Archaeologists have successfully located the remnants of Seneca Village, a 19th century village (and New York City’s first community of African-American property owners) located in what is now Central Park. Over two months' time, scholars from Barnard College, City University of New York, Columbia, and NYU led an excavation, which officially ends today. Click through from some of the first photos being released from the big dig. Here's a little background from the group:
Seneca Village was located inside of today’s Central Park between 81st and 89th Streets and 7th and 8th Avenues. The community included three churches, with one of the congregations being racially-integrated. A village school was located in the basement of another church. It was razed in 1857 to allow for the construction of the Park.

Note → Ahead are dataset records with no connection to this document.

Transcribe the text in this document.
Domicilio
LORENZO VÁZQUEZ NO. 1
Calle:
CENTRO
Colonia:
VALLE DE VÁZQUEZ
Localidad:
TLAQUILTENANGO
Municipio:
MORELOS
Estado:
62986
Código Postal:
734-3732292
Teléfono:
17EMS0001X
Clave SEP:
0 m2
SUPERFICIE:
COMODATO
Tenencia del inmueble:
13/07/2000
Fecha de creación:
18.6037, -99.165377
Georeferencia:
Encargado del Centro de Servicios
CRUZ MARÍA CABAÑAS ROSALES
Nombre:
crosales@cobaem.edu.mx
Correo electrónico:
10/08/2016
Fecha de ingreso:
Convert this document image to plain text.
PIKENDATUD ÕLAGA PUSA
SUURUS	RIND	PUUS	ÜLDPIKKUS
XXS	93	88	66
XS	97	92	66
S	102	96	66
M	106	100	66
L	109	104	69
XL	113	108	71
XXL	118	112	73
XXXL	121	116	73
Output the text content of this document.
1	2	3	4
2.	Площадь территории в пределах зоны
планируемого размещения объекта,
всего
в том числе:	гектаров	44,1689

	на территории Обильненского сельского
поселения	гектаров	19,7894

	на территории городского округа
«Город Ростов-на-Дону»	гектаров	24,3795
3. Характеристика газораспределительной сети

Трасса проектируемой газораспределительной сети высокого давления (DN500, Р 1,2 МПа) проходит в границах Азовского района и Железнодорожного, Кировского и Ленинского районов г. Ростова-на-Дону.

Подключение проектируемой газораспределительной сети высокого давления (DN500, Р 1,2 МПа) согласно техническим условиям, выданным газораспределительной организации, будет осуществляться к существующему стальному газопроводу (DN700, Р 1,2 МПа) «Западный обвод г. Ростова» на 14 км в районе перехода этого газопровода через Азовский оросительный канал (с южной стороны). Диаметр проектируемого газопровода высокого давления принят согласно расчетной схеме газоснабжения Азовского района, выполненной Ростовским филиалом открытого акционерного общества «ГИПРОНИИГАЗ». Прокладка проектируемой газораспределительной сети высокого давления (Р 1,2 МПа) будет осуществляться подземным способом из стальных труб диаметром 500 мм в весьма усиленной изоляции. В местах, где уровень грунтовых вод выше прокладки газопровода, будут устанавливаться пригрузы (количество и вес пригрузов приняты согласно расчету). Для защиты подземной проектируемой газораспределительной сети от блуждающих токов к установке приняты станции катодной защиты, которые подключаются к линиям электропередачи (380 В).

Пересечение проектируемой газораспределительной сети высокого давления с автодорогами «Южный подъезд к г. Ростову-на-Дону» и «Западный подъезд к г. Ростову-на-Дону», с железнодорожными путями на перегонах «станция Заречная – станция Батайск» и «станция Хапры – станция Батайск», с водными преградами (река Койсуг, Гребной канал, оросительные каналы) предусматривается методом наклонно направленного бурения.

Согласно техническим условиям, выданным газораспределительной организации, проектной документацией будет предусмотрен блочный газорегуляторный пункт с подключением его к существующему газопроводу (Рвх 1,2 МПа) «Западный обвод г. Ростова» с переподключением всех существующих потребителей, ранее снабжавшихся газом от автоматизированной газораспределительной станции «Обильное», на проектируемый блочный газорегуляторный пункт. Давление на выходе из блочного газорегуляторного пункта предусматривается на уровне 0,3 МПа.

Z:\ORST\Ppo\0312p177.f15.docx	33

Today’s Seneca Village Project included 10 years of preliminary research, including the excavation of historic documents, soil analysis, and ground-penetrating radar.
Project archaeologists identified and excavated artifacts, including a stoneware beer bottle, kitchen utensils, a toothbrush handle carved from bone, and clothing remnants from the home of a Village porter and sexton, William G. Wilson. Ceramics and the bones of butchered animals were excavated near the home of a villager named Nancy Moore.
Central Park Conservancy President Douglas Blonsky supports the project, saying, "What this land was 158 years ago is as important as what it will be 158 years from now, and we’re proud to help New Yorkers know this land and its history more fully.”